The bile acids are concentrated by the transport of salt and water across the gall bladder epithelium.

23
Q

What is the risk of concentrating bile acids in the gallbladder?

A

Precipitation, leading to gall stones.

24
Q

When do asymptomatic gallstones become symptomatic?

A

When they move into the neck of the gall bladder of biliary tree.

25
Q

What are the symptoms of gallstones in the neck of the gall bladder or biliary tree?

A

Biliary colic or obstruction followed by inflammation and sometimes infection.

26
Q

What is cholecystitis?

A

Inflammation of the gallbladder from gall stones in the neck of the gallbladder or in the biliary tree.

27
Q

Why is biliary colic pain worse after eating?

A

The secretion of cholecystokinin will cause the gall bladder to contract.

28
Q

What are the exocrine secretion of the pancreas?

A

Alkaline juice (HCO3-), and enzymes - proteases (trypsin, chymotrypsin, elastase, carboxypeptidase), amylases, and lipases.

29
Q

What are the partsof the exocrine pancreas?

A

Acini and ducts.

30
Q

What is the acini of the exocrine pancreas?

A

Secrete inactive precursors of enzymes, package into condensing vacuoles -> zymogen granules that are secreted by exocytosis.

31
Q

What do the ducts of the exocrine pancreas do?

A

Secrete alkaline juice (HCO3-).

32
Q

How is alkaline juice secreted?

A

Na-K-ATPase sets up the Na+ concentration gradient, H+ exported into ECF using gradient.

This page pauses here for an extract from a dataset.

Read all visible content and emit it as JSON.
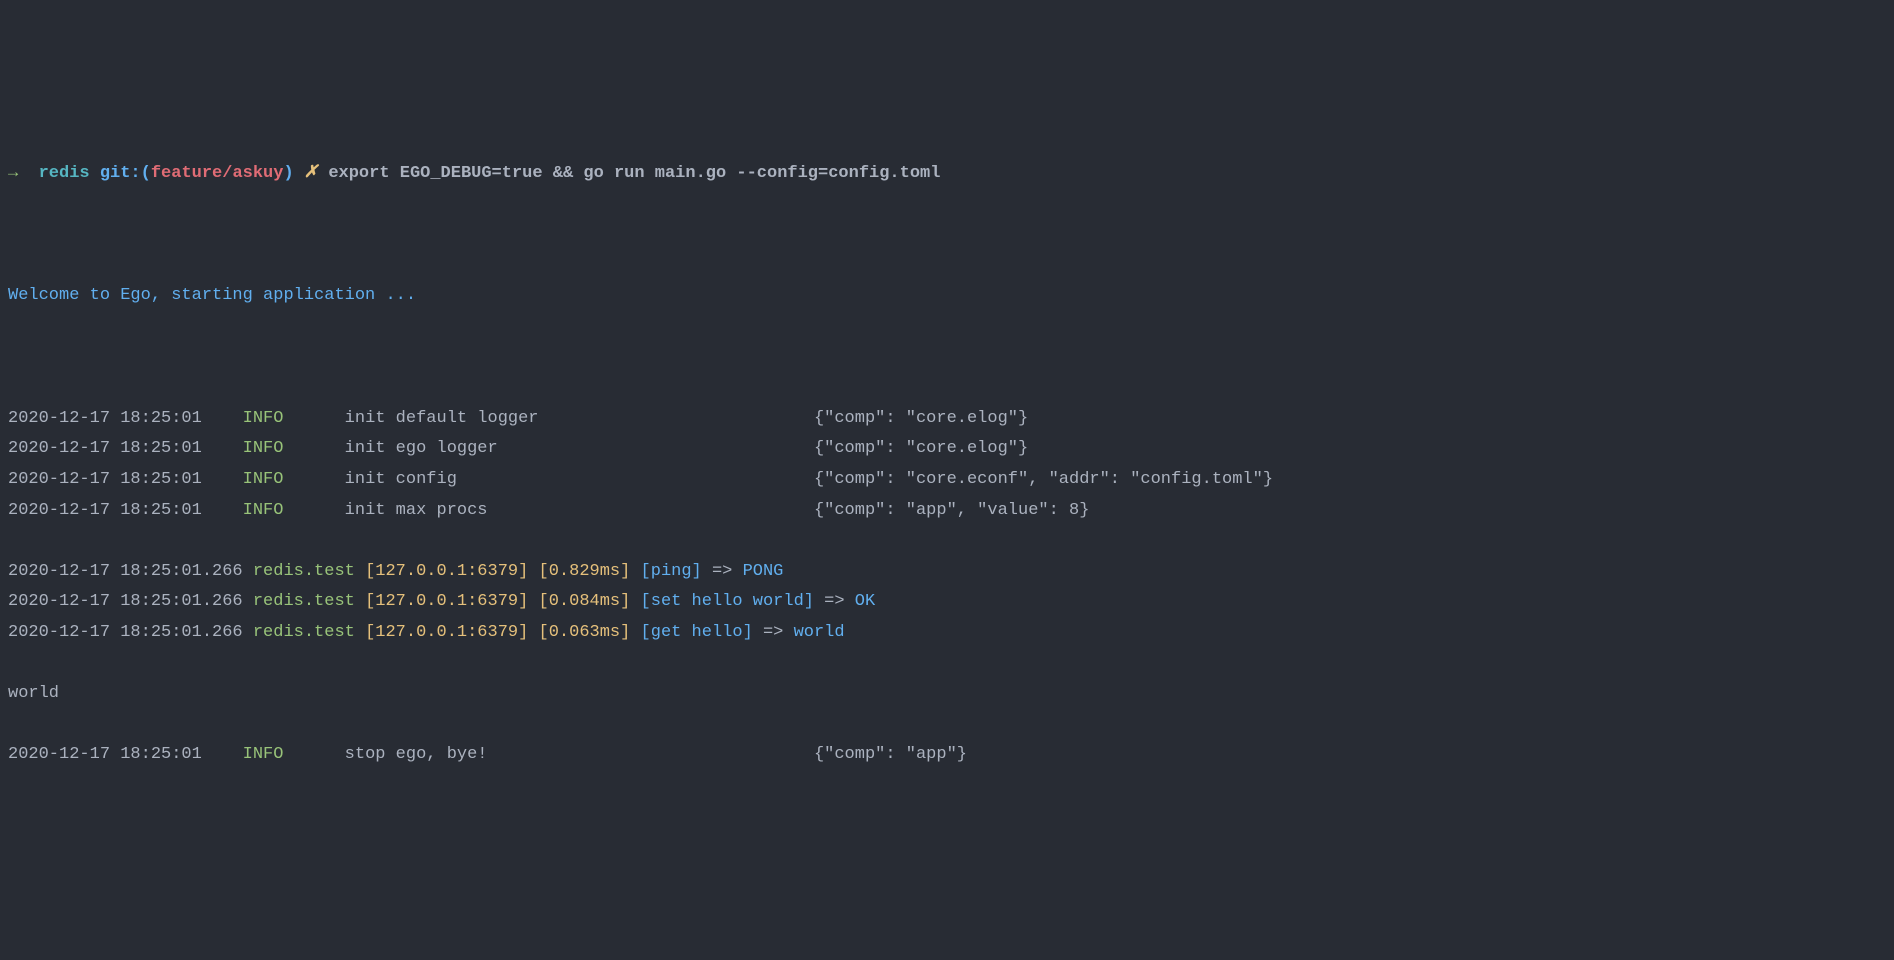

H+ combines with HCO3- -> H2O and CO2 - taken up into cell. Reform H+ and HCO3- inside the cell. HCO3- exported into the duct lumen and H+ is recycled.

33
Q

What stimulates alkaline juice secretion by the pancreatic ducts?

A

Secretin.

34
Q

What causes secretin release?

A

Low pH causes jejunal cells to release it.

35
Q

How are the acinar secretions of the pancreas controlled?

A

Stimulated by cholecystokinin (released from duodenal APUD cells in response to hypertonicity and fats).

36
Q

How are duct secretions of the pancreas controlled?

A

Stimulated from secretin (released from jejunal cells in response to low pH).

37
Q

Why is effective action of digestive enzymes against fats hard?

A

Fats are insoluble in water, so tend to aggregate into larger globules, so enzymes aren’t as effective.

38
Q

How do bile acids help fat digestion in the duodenum?

A

The bile acids enable fats to be incorporated into small micelles, with fats in the middle and polar components of bile acids on the outside. The micelles have a high surface area for lipase action and carry the products into the unstirred layer next to the mucosa to diffuse into epithelial cells.

39
Q

What happens to micelles of fat in the epithelial cells?

A

Reconstituted into triacylglycerols and re-expelled as chylomicrons - small particles made of lipid covered in phospholipids which facilitate transport of fat in lymphatic system from gut to systemic veins.

40
Q

What causes steatorrhoea?

A

If bile acids or pancreatic enzymes are not secreted in adequate amounts.

41
Q

What is steatorrhoea?

A

Fat in the faeces. This makes them pale, float, and smell foul.

42
Q

What causes jaundice?

A

The bile pigment bilirubin is made from haemoglobin breakdown. It is normally conjugated in the liver and secreted in the bile to be excreted. If it can’t be excreted, it accumulates in the blood - jaundice.

43
Q

What is jaundice?

A

An accumulation of bilirubin in the blood.